I’m still handcuffed. I step forward and make my way around the room, feeling the uneven stone walls with my toes, my body, and my cheek. Three paces to the left of where the chain is attached is the corner and then two paces farther I run out of chain. It’s the same on the right. The short chain stops me from getting near the door.

The floor is cold and hard but dry. I sit with my back against the wall. Four stone walls, one door, a length of chain and me.

But soon nausea and fear join us.

The moon is halfway through its cycle, so things are bad but not really bad. I’ve not been inside at night for a long time, though. I jiggle my feet. Then I jiggle my body. This helps the panicky feeling but not the nausea. I roll on to my side but keep jiggling and crawl into the corner and push my head into it. Some of the time I jiggle, some of the time I don’t.

I bring up watery vomit, but there’s not much of it. I haven’t eaten since breakfast, but my stomach retches repeatedly. There’s nothing to come out, but it clenches and turns, and I’m coughing up nothing, but still my stomach wants to get rid of something.

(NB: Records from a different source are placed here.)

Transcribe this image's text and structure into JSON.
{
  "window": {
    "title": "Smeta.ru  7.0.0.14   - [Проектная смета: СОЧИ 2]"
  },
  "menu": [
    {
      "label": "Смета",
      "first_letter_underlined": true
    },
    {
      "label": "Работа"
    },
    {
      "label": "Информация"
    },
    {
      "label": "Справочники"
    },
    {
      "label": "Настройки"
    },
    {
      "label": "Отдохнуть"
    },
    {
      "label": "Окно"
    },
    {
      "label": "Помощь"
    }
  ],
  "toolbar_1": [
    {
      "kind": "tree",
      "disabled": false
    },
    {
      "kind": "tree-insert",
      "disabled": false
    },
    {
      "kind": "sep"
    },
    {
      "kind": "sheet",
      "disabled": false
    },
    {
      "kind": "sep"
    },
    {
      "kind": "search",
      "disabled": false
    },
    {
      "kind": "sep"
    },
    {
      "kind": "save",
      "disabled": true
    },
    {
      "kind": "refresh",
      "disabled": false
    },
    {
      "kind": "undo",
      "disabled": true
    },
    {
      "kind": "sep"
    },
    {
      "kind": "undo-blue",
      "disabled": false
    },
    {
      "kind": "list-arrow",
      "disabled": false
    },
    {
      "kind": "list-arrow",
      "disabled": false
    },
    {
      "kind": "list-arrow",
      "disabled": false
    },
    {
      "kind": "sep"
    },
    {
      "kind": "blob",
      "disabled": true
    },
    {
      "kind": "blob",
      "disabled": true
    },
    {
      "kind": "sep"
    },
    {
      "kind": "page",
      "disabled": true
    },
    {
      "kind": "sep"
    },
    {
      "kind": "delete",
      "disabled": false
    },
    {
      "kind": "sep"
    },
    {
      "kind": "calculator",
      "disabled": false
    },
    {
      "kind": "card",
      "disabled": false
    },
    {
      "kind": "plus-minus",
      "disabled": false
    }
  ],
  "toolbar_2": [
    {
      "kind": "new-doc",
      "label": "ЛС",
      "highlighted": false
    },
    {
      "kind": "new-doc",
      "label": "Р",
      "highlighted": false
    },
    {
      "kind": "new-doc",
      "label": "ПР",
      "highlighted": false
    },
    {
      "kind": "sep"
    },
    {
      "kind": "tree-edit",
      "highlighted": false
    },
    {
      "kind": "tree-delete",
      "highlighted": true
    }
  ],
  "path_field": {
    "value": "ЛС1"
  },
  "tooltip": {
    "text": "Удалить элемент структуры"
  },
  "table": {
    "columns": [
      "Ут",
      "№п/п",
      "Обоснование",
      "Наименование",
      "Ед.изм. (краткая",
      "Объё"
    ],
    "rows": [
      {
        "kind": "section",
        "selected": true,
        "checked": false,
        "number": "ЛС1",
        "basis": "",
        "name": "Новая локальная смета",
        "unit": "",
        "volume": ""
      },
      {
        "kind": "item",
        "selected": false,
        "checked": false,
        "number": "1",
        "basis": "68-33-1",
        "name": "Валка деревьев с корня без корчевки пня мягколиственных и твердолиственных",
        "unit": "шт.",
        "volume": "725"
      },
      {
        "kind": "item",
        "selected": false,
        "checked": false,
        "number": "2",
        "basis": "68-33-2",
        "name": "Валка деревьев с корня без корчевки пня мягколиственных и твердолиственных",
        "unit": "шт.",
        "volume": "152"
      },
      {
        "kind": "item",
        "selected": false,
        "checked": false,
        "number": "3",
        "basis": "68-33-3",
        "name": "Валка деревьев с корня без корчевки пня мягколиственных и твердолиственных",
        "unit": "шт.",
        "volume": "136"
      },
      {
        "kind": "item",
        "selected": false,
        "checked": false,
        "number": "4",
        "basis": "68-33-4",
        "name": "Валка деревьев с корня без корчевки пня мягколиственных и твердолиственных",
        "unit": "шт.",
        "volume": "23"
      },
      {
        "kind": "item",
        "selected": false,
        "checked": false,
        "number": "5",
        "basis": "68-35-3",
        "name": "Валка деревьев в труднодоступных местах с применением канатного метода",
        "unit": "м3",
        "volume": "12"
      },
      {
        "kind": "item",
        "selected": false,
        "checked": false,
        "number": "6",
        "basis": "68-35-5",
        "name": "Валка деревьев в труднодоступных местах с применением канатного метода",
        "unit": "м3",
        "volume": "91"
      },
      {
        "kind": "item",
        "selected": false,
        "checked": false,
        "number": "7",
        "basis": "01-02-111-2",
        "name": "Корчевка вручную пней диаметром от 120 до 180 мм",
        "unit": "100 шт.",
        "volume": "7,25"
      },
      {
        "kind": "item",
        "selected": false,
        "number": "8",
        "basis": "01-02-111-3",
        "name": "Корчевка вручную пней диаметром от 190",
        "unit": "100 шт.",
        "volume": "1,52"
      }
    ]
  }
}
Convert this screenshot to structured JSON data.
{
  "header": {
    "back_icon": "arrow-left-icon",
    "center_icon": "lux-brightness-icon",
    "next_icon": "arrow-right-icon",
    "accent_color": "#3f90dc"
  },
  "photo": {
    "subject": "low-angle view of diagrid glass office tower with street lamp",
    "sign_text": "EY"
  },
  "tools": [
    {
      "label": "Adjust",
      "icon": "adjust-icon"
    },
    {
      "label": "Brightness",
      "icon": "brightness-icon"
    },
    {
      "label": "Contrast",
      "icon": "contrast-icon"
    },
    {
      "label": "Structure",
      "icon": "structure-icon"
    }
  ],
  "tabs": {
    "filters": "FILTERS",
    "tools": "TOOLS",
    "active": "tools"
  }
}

Then the noises start. I hear hissing and banging, but I’m not sure if I’m imagining them or if they’re real noises. The hissing is horrible, persistent; the bangs make me jump, they’re so loud. I try to anticipate them but I can’t. All I can do to help is to shout. Shouting drowns out the noises, but I can’t keep it up all night. I’m sick again, and I lie with my head pressed into the corner, and I hum and jiggle and shout back at the noises from time to time when they make me jump.

* * *

It’s dawn. The cell is still dark, but the nausea and noises leave as quickly as they arrived.

No one comes.

I should make a plan but I’m too exhausted to think of one.

Still no one comes.

I try to rest. I’m hungry. My mouth tastes disgusting. Will they bring food and water? Or will they forget about me and leave me here to die?

* * *

They have remembered me. They have brought water but not remembered that I need to eat as well. They have forgotten my name too.

I can’t seem to remember it either.

“I’ll ask you once more to state your name.” The young witch has stopped saying please.

I’m going with my usual plan, the one where I say nothing. It’s not the most sophisticated plan; it’s bound to cause irritation, and it’s not likely to have a profound effect on anything that will ultimately happen. But at least it’s a plan.

I stare back at her, taking in her appearance from the top of her neatly brushed, mousy hair, past her small, pale blue eyes, perfectly applied mascara, smooth, thin coating of foundation, and precisely painted, pink lipstick. Her narrow frame is well dressed in a beige suit, tights, black patent shoes. She looks like she’s made an effort, and she looks like she’s had a decent night’s sleep. She is even wearing perfume, which is floral.

And the more I look, the more overcome I am by her appearance, her prettiness, and her basic, cruel stupidity. She is dressed for some business meeting, and I’ve been kept in a cell.

And I now have a new plan. I slouch on one hip and leaning forward slightly toward her I say, “My name is Ivan. Ivan Shukhov.”